"Lord of the Rings" actor Viggo Mortensen played the peace-seeking warrior-king Aragorn.
While Mortensen's life outside Middle Earth doesn't involve wielding a sword, he is a warrior for peace.
As a publisher and activist, his weapon of choice isn't cold steel — it's words.
In an interview with "Democracy Now!" he unsheathed a response to people who have criticized him and other American celebrities for speaking out against injustices.
Mortensen doesn't think any of us, celebrity or not, should yield to the powers that be when we know what they're doing is wrong.
Here are a few moments from the interview that cut to the heart of the matter:
Famous people are still allowed to care about things.
"[T]here are people who might watch this show and just say, 'Well, there's another jerk from the entertainment business shooting his mouth off.' I'm a citizen of this country. I'm a citizen of the world. ... I have as much right as anybody else to do that. How does a democracy work? How does freedom work? It works like that. People talking about what's going on."
That said, celebrities' opinions aren't worth more than anyone else's.
"Being someone in the entertainment business does not give you more right than anyone else to speak, and it certainly doesn't give you less right."
At the end of the day, we just have to remind elected officials that they work for all of us.
"[Critics say,] 'You're a movie maker, you don't have a right to speak. Let the politicians speak about politics.' Well, I think that letting our rulers decide how to govern us is not... we haven't had a great history there."

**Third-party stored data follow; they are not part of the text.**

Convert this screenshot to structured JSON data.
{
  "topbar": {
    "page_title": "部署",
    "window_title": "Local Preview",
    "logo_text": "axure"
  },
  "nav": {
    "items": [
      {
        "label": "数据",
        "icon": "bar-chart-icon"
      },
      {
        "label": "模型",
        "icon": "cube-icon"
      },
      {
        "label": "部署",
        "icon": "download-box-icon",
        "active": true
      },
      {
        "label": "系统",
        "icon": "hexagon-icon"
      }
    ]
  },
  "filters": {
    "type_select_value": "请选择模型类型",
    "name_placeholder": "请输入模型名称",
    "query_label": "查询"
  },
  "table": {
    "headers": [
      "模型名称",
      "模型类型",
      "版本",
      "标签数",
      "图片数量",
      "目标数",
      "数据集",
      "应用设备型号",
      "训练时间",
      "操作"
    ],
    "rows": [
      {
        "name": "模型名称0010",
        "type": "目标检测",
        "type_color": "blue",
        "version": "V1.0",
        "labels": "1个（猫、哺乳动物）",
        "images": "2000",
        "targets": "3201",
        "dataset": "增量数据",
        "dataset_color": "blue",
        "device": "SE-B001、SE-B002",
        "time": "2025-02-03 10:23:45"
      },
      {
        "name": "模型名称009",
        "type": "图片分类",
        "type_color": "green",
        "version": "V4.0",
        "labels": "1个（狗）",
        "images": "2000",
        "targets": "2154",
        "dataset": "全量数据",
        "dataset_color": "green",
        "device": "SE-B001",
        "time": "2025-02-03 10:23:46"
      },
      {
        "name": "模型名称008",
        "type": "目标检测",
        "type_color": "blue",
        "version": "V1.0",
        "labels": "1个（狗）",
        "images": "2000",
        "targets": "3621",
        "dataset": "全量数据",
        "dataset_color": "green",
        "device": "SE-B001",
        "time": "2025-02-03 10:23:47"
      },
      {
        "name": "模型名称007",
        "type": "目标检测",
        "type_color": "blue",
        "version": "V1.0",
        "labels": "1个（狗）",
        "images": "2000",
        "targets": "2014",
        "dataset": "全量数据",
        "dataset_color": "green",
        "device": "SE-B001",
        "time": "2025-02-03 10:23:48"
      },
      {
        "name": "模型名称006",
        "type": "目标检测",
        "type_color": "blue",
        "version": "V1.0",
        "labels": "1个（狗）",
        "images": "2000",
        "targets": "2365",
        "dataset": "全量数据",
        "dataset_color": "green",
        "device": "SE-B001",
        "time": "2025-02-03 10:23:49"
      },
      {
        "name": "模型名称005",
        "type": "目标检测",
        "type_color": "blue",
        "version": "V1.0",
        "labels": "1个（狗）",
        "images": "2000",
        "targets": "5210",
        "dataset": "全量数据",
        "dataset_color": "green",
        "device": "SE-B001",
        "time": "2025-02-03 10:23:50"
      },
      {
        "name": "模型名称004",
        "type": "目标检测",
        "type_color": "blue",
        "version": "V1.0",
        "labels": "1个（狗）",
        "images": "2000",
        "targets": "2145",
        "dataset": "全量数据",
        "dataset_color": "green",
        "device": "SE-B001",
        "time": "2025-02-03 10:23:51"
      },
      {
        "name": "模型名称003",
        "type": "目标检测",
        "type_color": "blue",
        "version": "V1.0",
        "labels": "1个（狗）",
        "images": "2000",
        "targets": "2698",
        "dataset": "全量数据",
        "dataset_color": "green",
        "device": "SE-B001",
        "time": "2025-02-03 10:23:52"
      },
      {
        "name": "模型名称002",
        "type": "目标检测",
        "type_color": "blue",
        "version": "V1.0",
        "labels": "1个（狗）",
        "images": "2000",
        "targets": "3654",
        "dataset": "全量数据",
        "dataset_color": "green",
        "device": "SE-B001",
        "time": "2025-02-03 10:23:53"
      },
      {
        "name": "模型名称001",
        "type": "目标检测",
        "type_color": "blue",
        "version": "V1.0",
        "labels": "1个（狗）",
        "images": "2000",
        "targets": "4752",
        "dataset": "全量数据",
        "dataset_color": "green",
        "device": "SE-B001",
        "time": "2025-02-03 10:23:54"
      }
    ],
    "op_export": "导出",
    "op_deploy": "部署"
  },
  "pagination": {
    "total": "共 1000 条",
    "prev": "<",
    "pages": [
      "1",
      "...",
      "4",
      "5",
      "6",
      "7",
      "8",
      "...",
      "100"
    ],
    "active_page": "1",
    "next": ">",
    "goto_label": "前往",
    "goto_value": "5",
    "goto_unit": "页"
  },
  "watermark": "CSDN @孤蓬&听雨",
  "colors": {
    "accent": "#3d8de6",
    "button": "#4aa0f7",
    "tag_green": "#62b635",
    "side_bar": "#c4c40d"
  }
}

Celebrities who are vocal about politics are some of the easiest targets for public scorn.
But whether or not I agree, I'm glad for the ones who are informed, mindful of their influence, and willing to put themselves out there for what's right. Overcoming global challenges requires a global turnout to the conversation and a lot of hope in our ability to work together.
And if it takes Aragorn, High King of the Reunited Kingdom (I mean ... who better?) — or the actor and concerned citizen who portrays him, anyway — to get people talking about issues like war, imperialism, racism, and police brutality, then bring it on.